Private by construction.

Access on every request

The Worker verifies Access JWT issuer and audience before serving private API data.

Sandboxed rendering

Email bodies render in sandboxed iframes, with plain messages adapting to light or dark mode and designed HTML still allowed to bring its own styling.

Your storage only

Raw EML, parsed bodies, and attachments stay in your R2. Metadata and search stay in your D1.

Know what AI sees

Thread text is sent to Workers AI only for summaries and drafts that you request.

FAQ

Practical questions.

Is this a hosted email service?

No. You deploy it to your own Cloudflare account, using your storage, your domain, and your Access policy.

Does it replace Gmail?

For the right person, maybe.
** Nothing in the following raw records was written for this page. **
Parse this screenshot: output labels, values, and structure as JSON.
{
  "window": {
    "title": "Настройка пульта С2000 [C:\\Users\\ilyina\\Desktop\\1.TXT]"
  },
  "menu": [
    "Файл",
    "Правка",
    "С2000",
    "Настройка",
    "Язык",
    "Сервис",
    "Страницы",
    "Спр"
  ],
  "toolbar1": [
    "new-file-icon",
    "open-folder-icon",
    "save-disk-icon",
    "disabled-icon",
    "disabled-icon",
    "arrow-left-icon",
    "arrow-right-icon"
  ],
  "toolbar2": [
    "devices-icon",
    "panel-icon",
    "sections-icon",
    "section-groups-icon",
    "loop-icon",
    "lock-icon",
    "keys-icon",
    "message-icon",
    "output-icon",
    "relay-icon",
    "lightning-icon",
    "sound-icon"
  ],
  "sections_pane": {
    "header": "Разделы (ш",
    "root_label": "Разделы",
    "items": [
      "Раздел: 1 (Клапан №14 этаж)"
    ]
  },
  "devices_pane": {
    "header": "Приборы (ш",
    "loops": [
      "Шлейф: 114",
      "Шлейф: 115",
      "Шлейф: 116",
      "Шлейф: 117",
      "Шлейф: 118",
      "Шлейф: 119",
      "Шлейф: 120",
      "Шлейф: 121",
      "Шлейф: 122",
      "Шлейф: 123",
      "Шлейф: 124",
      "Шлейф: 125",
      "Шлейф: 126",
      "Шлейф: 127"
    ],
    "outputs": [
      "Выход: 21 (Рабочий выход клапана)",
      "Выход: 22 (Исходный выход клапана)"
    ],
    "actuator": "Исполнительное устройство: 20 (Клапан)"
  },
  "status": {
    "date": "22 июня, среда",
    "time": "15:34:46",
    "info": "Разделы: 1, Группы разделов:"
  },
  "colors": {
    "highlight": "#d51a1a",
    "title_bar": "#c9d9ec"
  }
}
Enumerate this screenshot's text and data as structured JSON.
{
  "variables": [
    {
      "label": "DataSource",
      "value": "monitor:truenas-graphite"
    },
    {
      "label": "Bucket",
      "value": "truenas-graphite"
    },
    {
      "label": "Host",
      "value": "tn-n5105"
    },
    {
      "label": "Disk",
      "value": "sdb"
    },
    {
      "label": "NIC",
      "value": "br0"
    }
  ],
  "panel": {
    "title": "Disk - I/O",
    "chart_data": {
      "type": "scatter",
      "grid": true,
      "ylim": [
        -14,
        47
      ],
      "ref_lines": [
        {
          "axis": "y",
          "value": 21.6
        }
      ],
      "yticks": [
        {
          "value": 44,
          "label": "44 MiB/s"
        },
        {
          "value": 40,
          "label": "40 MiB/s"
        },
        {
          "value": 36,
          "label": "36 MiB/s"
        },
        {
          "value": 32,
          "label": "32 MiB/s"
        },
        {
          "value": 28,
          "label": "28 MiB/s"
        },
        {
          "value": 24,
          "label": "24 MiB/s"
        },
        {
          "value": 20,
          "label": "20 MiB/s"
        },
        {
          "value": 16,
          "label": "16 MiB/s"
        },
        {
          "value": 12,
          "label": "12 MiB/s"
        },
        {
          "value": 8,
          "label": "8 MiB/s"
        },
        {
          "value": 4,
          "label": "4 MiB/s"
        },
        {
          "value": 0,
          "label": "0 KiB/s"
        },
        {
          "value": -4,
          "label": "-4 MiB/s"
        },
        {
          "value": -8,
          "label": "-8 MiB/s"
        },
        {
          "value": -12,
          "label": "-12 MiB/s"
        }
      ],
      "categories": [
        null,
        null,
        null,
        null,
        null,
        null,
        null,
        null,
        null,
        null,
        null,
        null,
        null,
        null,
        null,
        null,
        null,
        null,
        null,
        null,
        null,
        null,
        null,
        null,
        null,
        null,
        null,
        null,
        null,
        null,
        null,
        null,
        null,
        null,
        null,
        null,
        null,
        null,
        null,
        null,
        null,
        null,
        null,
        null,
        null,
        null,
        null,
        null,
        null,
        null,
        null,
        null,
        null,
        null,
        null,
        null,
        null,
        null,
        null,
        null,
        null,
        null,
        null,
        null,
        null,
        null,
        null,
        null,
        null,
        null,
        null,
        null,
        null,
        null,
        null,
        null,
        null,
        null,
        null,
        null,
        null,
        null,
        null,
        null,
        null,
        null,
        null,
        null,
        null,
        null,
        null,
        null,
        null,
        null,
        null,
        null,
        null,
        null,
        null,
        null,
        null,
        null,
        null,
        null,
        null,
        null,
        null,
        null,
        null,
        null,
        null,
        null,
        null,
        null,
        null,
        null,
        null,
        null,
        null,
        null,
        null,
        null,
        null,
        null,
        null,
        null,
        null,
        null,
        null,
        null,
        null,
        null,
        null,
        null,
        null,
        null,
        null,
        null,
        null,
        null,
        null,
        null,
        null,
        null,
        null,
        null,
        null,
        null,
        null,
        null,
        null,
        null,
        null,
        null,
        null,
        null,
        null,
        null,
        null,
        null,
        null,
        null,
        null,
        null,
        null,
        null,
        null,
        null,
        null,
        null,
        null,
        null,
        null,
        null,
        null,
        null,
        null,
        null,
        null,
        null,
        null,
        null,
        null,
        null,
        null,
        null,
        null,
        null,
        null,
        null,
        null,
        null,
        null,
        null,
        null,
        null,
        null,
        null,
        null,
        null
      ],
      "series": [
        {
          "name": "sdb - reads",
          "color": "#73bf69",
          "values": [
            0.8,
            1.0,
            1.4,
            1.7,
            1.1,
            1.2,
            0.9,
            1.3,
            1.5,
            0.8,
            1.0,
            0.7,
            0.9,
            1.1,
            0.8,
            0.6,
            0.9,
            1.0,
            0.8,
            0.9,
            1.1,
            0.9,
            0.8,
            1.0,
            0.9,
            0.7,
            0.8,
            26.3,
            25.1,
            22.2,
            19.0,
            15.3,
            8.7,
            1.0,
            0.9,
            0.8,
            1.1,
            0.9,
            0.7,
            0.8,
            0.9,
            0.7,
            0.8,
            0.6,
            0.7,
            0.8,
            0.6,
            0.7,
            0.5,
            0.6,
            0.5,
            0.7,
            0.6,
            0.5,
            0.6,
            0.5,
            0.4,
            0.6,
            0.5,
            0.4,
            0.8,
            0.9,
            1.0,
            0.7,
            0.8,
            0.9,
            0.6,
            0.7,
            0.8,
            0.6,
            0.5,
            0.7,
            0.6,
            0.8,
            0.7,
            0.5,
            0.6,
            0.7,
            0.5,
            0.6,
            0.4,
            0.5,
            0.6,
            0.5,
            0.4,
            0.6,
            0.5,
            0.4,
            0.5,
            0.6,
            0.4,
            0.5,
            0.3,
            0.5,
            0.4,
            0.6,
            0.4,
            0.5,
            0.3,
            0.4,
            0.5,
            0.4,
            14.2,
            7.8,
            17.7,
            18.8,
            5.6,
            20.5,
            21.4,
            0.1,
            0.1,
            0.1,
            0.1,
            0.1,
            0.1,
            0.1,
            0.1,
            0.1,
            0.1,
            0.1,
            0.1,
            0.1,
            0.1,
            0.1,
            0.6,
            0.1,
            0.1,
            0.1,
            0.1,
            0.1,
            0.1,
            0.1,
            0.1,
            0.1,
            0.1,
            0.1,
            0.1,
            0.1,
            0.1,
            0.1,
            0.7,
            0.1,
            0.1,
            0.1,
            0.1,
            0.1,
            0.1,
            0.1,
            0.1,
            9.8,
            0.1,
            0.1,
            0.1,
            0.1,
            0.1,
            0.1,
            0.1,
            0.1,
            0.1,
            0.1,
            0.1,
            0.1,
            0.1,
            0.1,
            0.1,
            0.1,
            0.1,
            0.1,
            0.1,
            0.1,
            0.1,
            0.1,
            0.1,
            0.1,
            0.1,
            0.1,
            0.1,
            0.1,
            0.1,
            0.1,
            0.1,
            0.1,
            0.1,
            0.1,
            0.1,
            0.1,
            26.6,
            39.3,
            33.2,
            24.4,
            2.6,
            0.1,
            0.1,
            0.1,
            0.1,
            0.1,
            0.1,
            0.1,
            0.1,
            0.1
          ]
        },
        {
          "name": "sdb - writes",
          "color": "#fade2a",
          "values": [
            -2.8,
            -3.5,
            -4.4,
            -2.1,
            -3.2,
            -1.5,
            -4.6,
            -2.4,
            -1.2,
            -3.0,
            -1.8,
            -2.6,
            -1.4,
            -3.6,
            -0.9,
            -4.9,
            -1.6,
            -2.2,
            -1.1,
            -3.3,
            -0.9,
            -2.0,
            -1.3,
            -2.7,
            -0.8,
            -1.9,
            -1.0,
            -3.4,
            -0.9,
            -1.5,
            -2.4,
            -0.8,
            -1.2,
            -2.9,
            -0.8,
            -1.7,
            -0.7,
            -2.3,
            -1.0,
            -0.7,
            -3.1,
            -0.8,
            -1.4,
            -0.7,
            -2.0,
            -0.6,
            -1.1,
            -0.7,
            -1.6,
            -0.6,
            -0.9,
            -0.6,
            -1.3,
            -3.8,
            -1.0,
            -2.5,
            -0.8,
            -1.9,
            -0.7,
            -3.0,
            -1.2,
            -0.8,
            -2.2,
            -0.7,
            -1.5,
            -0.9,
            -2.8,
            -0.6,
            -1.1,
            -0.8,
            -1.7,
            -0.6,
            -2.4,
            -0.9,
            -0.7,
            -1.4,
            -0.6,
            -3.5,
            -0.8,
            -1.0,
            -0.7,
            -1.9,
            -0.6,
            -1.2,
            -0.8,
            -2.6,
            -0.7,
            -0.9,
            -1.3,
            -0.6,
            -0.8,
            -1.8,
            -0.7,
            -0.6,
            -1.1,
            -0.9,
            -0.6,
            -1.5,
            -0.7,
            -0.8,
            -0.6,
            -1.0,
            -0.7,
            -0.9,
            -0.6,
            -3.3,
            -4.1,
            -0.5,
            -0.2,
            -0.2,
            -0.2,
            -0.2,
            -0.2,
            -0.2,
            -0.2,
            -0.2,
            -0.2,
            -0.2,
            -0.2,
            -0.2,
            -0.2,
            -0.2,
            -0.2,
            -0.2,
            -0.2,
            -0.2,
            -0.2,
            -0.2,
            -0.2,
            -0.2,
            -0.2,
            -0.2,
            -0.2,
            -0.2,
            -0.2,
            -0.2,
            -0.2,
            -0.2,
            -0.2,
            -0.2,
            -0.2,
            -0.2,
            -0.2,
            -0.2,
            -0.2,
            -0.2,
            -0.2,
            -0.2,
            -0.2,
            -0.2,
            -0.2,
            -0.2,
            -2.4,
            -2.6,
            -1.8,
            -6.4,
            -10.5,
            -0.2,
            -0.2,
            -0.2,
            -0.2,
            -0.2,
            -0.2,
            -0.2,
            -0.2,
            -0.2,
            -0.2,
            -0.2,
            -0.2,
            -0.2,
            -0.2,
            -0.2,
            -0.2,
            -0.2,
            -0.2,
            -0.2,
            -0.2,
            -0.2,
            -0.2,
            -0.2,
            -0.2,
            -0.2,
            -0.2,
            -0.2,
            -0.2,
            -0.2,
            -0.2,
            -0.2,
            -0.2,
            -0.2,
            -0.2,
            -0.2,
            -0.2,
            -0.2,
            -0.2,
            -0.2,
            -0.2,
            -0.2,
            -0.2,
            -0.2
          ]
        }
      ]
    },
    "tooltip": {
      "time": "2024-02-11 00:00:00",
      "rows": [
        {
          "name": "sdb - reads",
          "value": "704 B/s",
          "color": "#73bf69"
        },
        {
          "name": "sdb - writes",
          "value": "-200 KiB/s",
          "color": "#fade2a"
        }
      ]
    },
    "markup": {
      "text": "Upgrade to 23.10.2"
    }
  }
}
It is aimed at developers, small organizations, and tinkerers who care more about custom-domain control than consumer-mailbox polish.

Where does mail live?

Raw messages and attachments live in R2. Message metadata, thread state, rules, and search indexes live in D1.

Should the public site be the same hostname as the inbox?

No. Keep this public website separate from the Access-protected inbox host, for example mailcove.shinypage.com for the site and inbox.shinypage.com for the app.